A lo que voy es al grado de toxicidad, por no decir de descomposición, en el que se encuentra nuestra sociedad, cuando observo cómo personajes como este pueden manipular a los ciudadanos. La semana pasada, mientras intentaba glosar sobre mis gustos literarios, tenía encendido el televisor en el preciso instante en que entrevistaban a esta señora -fíjense en su insistencia en publicar ella sigue casada-. Acababa de celebrarse la primera comunión de su hija y el motivo de la entrevista era el encuentro con su anterior esposo, Jesulín de Ubrique.
Conforme avanzaba la rueda de preguntas de los habituales periodistas, iba dándome cuenta de cómo, esa señora con nariz de boxeador sonado, ojeras de yonqui y boca de rape, otrora máximo exponente de la horterada patria, se ha transfigurado en una madre coraje adorada por el público en general. Sí, estimado lector, una madre coraje en toda regla que nos relata cómo ha tenido que pagar ella el convite de la comunión de su hija, amén de lo digna que estuvo en su encuentro con el progenitor de la misma. No sé si este magno cambio de rumbo se debe a la necesidad de héroes que sufre mi país o a la capacidad de la interfecta para causar con su rencor personal la empatía de las masas consumidoras de este tipo de vanidades.
No crean que me importa mucho que el personal se enfervorice con este tipo de personajes, sino más bien con su facilidad para sustraerse de lo fundamental. Recordemos que esta señora, que ahora nos da lecciones televisivas de cómo sacar adelante a una hija ella sola, vive del cuento de su primer matrimonio, amén de la pensión alimenticia -no pequeña, por cierto- que su descubridor para la masa le tiene que pasar religiosamente todos los meses. A todas luces debiera ser ella la que le enviase al torero de Ubrique un porcentaje de todo lo que gana por ir aireando su vida y la de su antiguo marido, sobre la cual opina sin el menor atisbo de vergüenza.
No, no es que Belén Esteban sea la única que vive del cuento. España está llena de ex: maridos, mujeres, grandes hermanos, triunfitos y toda una pléyade de personas que, a falta de mayores capacidades profesionales y, por el momento, sin cabida en la política, ganan un buen dinero por contar su vida o la de los demás en televisión. Son toda una clase social emergente que nos ofrecen ese circo patético sin el cual muchas personas no pueden ya ni vivir, y no me refiero a los propios periodistas, cuyo nivel intelectual ha descendido a baremos sólo comparables con los de los seres vivos unicelulares, categoría aún pendiente de revisión por el Ministerio de Igualdad, Corte y Confección.

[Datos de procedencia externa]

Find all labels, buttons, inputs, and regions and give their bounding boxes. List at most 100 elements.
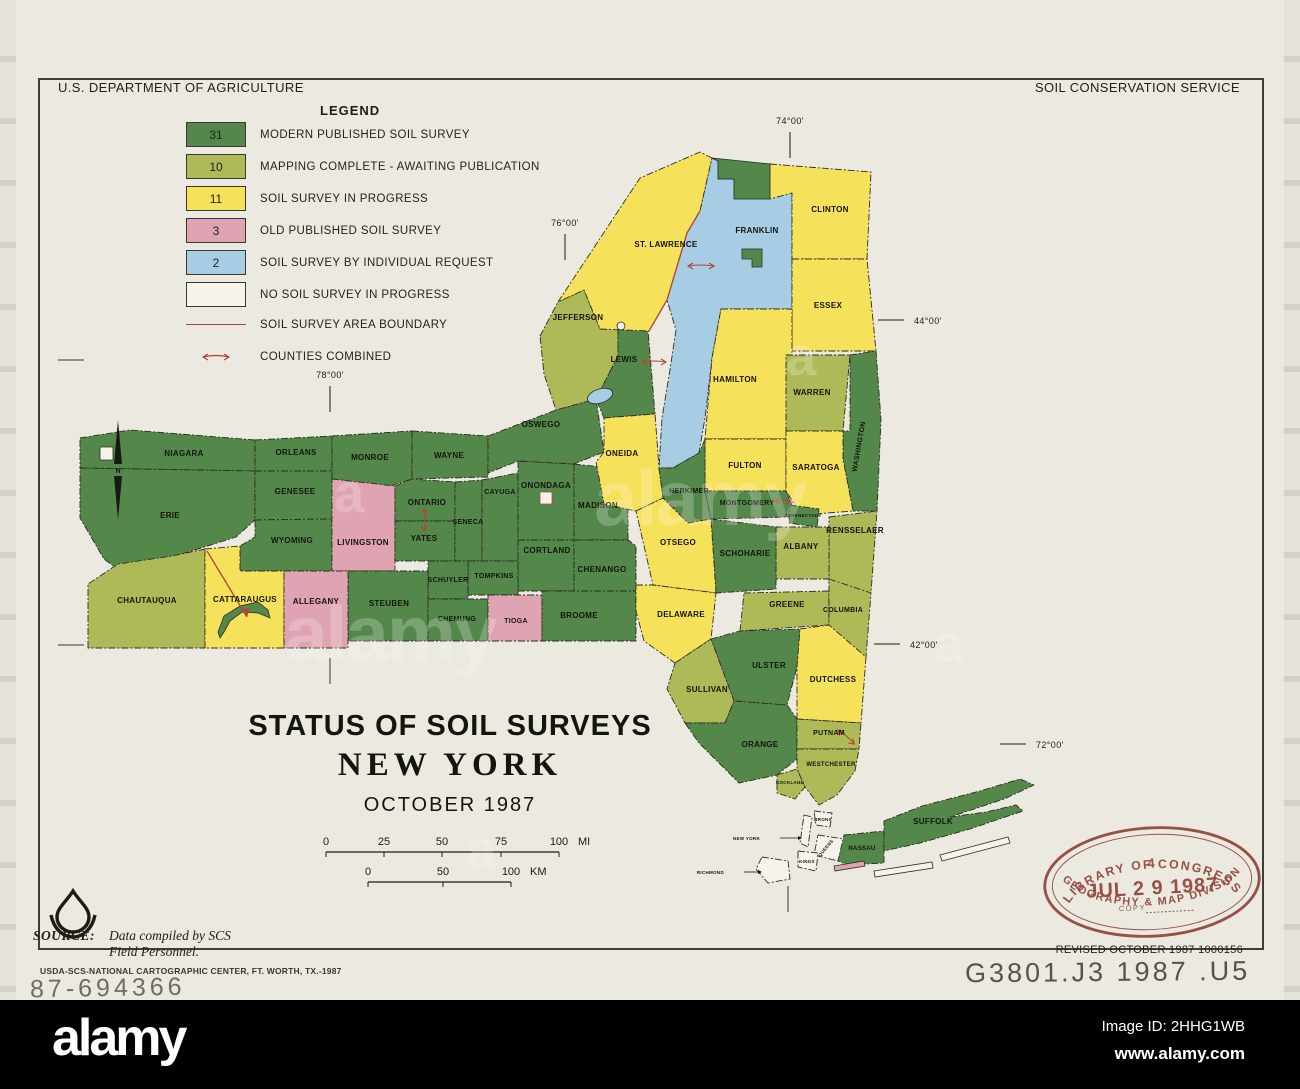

A esa pujante clase pertenece la protagonista de hoy, con el agravante de querer contarnos que ella es una trabajadora incansable, cuyos denodados esfuerzos apenas le dan para celebrarle la primera comunión a su hija con un ambigú medianamente digno.
Una de dos, o esta señora maneja la propaganda personal mejor que el mismísimo Rodríguez Zapatero, o este país necesita una lobotomía colectiva. Aunque la verdad es que no sé si ambos supuestos son excluyentes.